MONTECITO, Calif. – Monday marked 15 years since one of Santa Barbara's most destructive wildfires, the Montecito Tea Fire.
On the night of November 13, 2008, the Tea Fire burned 1,940 acres and destroyed 210 homes within hours.
The fire originated at the Montecito Tea Gardens, also known as Mar Y Cel (meaning Sea and Sky), a historic property spanning approximately 331 acres of Montecito mountainside.
Fueled by high winds and warm weather, hundreds of families had mere minutes to evacuate.
"We were sitting down to dinner and all the phones started ringing, but I told everyone to not answer and just eat dinner," said Pete Dallow, a Santa Barbara resident. "Then our cell phones started ringing, and it was a girl we used as a babysitter from Westmont who had called us because we were unaware the fire was up above us. We lived on East Mountain Drive, and we went outside and could see it above the roofline."
"The evacuation process was a bit chaotic," Dallow added. "We grabbed animals, lots of animals. We got the elementary phone books, and started calling people we knew that lived in the area as we were leaving in our two vehicles, three kids and countless animals."
Dallow and his family, including his daughter who is currently News Channel's digital content director, Lily Dallow, woke up the next morning to learn that their house was gone.
Montecito Fire Chief David Neels remembered the critical need for swift civilian evacuation that night.
"We knew that time was of the essence on getting civilians out of the way of this fast-moving fire," said Neels. "That was one of those evenings where the operational area and all fire departments within the county of Santa Barbara sent resources. It was obvious early on that not one fire department would be able to handle the situation that was in hand."
The fire's origins were traced back to the night prior, when a group of local college students trespassed on the Tea Gardens property and ignited a campfire. The next day, the weather conditions pulled the embers of the campfire into the Tea Gardens' lush vegetation, and the wildfire took off.
"When I first learned about a fire happening, I didn't realize it was at the Tea Gardens," said Kamala Parris, Tea Gardens family property owner. "But when I looked from downtown, it looked like that could be the Tea Gardens, and that was a scary thought."

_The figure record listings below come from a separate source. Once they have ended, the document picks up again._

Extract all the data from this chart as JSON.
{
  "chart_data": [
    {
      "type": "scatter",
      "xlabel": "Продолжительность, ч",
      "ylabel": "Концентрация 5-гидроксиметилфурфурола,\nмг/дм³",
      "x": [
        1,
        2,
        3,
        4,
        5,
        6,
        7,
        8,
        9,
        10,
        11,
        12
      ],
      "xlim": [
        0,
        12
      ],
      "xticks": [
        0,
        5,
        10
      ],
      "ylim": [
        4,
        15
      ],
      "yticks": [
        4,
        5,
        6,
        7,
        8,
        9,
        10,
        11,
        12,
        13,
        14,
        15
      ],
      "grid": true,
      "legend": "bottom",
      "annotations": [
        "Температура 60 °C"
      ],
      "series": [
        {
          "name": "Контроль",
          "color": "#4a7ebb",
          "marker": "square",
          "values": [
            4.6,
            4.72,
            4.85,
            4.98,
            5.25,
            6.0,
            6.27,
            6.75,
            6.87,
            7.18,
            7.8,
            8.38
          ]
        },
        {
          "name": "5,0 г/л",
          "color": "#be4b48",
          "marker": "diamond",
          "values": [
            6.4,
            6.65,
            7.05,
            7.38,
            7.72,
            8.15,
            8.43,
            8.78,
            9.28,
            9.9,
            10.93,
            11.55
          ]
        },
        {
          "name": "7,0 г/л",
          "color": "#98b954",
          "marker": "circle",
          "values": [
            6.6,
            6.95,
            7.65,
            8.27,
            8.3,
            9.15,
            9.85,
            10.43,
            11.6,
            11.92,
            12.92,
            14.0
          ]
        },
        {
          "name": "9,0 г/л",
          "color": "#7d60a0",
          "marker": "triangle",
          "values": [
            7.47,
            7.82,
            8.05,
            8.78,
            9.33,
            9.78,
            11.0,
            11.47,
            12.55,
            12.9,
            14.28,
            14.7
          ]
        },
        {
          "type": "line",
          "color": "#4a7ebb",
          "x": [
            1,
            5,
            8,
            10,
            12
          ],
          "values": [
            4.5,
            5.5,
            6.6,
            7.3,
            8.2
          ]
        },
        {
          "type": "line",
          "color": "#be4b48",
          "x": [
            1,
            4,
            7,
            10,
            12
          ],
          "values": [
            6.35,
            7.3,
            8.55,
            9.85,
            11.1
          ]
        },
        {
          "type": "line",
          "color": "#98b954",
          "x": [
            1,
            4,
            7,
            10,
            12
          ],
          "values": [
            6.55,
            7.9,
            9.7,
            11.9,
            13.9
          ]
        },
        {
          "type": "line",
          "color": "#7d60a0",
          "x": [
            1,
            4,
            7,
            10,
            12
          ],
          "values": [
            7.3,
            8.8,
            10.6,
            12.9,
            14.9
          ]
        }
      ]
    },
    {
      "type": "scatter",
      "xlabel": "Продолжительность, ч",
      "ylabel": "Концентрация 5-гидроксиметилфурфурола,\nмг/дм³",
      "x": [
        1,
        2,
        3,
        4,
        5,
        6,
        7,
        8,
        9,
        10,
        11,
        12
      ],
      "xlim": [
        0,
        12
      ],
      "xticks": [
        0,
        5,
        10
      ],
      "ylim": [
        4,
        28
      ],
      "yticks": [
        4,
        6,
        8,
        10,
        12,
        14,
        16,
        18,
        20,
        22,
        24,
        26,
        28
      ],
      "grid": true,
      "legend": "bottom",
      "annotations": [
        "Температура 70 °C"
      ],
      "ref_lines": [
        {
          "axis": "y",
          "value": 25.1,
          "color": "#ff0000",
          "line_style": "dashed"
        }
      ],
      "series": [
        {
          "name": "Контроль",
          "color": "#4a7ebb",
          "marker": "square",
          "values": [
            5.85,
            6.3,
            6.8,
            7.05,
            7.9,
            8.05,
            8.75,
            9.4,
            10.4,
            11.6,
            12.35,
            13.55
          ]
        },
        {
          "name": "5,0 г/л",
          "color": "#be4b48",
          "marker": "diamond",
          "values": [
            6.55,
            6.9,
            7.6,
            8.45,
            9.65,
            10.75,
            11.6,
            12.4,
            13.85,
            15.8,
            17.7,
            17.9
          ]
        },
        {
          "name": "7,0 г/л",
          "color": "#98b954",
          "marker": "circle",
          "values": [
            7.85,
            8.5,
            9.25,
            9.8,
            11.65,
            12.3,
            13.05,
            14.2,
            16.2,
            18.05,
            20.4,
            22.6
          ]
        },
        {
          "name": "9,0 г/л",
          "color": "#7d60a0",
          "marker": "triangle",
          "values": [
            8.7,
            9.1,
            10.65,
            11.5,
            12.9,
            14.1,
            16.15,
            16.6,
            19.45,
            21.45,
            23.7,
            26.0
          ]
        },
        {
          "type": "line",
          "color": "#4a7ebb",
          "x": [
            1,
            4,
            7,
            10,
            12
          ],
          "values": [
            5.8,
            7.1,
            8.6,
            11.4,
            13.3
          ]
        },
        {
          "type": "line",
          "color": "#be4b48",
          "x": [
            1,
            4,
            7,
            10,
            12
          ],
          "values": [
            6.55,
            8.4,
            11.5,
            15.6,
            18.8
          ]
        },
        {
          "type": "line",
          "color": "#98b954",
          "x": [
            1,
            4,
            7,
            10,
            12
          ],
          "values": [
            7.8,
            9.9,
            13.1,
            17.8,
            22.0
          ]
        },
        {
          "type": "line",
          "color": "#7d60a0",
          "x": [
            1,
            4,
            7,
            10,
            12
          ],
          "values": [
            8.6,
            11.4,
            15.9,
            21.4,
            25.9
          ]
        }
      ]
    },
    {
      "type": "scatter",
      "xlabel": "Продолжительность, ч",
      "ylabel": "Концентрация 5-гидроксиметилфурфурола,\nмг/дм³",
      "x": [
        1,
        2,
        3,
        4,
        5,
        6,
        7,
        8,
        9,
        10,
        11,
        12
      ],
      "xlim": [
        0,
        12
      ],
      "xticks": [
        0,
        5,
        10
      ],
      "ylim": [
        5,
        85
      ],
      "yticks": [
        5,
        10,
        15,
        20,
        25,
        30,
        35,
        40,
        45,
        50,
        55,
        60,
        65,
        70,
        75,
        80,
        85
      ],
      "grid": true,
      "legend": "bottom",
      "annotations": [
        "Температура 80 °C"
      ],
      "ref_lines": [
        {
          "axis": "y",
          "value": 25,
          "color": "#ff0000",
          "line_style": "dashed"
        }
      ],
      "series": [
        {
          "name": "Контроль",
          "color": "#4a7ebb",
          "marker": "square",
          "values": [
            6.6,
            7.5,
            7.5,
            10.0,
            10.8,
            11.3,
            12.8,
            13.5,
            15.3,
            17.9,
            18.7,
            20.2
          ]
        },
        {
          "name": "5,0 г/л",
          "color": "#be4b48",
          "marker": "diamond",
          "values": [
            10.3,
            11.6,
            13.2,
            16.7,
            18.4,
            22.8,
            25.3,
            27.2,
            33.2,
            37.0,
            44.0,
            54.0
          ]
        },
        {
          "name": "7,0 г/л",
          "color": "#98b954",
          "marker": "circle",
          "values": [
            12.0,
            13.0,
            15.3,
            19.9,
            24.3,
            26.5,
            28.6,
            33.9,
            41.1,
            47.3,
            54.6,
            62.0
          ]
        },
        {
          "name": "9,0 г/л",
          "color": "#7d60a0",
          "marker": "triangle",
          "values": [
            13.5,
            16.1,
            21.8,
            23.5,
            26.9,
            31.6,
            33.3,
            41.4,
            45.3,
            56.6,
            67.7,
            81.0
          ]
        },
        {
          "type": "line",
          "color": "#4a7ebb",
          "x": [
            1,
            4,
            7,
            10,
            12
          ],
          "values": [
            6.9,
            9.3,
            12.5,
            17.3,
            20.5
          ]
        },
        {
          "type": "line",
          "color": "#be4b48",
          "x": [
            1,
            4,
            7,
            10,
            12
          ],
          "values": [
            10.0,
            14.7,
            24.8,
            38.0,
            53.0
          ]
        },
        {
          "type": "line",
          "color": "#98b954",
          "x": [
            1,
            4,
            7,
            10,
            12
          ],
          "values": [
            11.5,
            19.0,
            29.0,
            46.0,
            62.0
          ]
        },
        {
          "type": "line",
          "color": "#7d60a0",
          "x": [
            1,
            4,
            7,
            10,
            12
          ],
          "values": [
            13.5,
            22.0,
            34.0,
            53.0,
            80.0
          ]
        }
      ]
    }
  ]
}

As the winds picked up, flames quickly engulfed Montecito homes.
"The fire started at the back wall, and I think the wind just took it and carried it straight down to the canyon," explained Parris. "Some of the trees didn't look burned at all. But then you looked down into the canyon, and there was just nothing left. It was a moonscape."
Fire Chief Neels explained how the Tea Fire not only traveled straight through the canyon, but also jumped around and hit properties through the "ember cast."
"The ember cast is one of those things that caused a lot of issues for the fire to continue to march along through the foothills as large trees," said Neels. "A lot of the eucalyptus trees were catching fire. The ember cast was going well beyond where the firefighting resources were engaging on the fire front, trying to put out homes that were burning."
Neels said that the end of the fire was thanks to the winds dying down around 2:00 a.m. that night.
"That ember cast is like a leapfrog way that it just kept getting ahead of our resources. And the only way you can get to that point is, number one, to have the winds die down. And number two, to get additional resources on scene. And both things take time. It takes for a change in the weather and it takes time for the resources to get here in the county," said Neels.
Fire officials said the Tea Fire was a turning point in how community members prepared for evacuations, and heavily encourage everyone in the county to sign up to receive emergency alerts in Santa Barbara County through www.readysbc.org.
Dallow reflected on the aftermath: "It was painful days later when we got up there to see the carnage. And I mean, for example, there was a pile of wires in the middle of the floor. And it took me a while to figure out it was actually what used to be a piano."
The Westmont College campus suffered extensive damage, and 13 people were injured in the fire, in addition to the 210 homes lost.
"The rebuild process was a little more complicated, probably due to the fact that it was a couple hundred homes and a couple hundred homeowners needed to go downtown at the same time, and all get building permits," reflected Dallow. "In the 15 years since, I really spend less and less time thinking about it, but I care less about material things that's for sure."
In the days and weeks following the Tea Fire, the Santa Barbara community continued to donate to the victims who lost their homes and help neighbors rebuild.